Let me address that. An active current account could have 70 or more transactions in a month. If we think of all the times people use their current accounts to tap for a coffee, pay a mortgage or whatever, an active current account on which they are fully reliant will have a high number of transactions. If a person's number of transactions is between one and five, it is not unreasonable to assume, primarily because customers as well as independent research are telling us, it is very unlikely to be that person’s main bank account. What defines reliance here, for example, would be where a person has a bank account elsewhere. That person would be less reliant on Ulster Bank. If a person has payments, salaries or a Department of Social Protection payment going into that account, that person is more reliant. Let us face it, unless there is something going in, it is very hard to make payments out. If payments are not going into that account and into another one, again reliance is even less. If the balance is extremely low, a person will not pay the ESB or electricity bill out of that. Again, the reliance is even less in that case. However, we accept there is a qualified judgment on our part in relation to those numbers of transactions, which is why we have the additional step of being able to reverse the freeze within 15 minutes if the customer states they are still reliant. However, at that point we have the conversation with the customers as to how much support and time they need and whether we can get them an appointment in the other banks. We invite them into our branch where we have Bank of Ireland, AIB and Permanent TSB in the banking hall and ask whether we can get it done for them. That is a very important step to get attention for customers who, bear in mind, have had six months’ notice and any number of contacts. Rather than jump straight to closing the account completely, irrespective of the numbers, we have introduced this step.

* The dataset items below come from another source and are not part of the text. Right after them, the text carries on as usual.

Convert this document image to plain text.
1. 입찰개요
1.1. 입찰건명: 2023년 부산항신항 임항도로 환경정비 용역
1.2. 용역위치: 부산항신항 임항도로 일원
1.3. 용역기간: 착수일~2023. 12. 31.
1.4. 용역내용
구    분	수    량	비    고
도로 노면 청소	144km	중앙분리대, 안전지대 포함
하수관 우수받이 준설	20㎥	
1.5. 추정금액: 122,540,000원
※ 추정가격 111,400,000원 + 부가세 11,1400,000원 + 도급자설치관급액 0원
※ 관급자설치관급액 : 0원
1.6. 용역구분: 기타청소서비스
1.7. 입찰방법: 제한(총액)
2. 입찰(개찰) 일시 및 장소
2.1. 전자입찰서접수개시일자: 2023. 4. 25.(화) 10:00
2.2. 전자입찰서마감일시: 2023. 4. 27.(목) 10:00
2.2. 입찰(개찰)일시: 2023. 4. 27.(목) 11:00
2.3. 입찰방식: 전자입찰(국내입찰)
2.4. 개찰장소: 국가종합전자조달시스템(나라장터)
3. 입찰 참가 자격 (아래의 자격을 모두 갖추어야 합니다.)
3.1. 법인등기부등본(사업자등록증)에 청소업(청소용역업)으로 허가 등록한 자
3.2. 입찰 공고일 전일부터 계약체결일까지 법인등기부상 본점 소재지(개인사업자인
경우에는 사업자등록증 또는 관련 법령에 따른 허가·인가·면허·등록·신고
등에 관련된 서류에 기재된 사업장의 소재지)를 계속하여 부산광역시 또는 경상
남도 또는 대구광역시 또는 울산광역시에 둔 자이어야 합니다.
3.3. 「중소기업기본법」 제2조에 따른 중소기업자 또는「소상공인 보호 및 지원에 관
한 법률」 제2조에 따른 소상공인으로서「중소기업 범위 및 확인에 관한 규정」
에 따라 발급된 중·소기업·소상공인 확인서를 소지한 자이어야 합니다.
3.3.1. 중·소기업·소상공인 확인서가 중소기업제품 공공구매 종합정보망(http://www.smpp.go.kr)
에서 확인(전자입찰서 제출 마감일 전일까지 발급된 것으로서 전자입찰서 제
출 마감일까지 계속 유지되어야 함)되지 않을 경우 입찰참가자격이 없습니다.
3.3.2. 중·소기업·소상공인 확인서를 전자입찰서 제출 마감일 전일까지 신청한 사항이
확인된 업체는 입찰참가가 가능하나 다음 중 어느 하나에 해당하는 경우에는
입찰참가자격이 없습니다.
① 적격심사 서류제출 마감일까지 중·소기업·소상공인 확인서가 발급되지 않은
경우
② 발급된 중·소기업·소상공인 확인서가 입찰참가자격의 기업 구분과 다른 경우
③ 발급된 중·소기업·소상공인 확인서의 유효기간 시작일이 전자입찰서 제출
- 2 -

We have done two things for customers who are reliant on their account and have two sources of data on that. We have been talking to those customers and they are telling us they are banked elsewhere. We have also researched separately to verify that fact. We know that 80% of the customers who are heavily banked have a bank account elsewhere. We know 96% of them know their account will be closed and 91% are telling us they will take action within the next four weeks. What we have seen over the past two weeks in terms of the changes on the numbers of accounts that are opened and closed, that are not reliant, that have no balance, or that are heavily reliant actually bears that out. We want to avoid a situation where we are closing accounts where customers are reliant on them. However, we have told customers that if they leave the account, we will close it for them. We have said that we would do that and we need to finish that process for customers. However, the objective is to make sure there is no reliance on the account. If there is reliance, we can reverse that very quickly and engage with the customer. We need to keep the momentum going in terms the overall journeys for customers.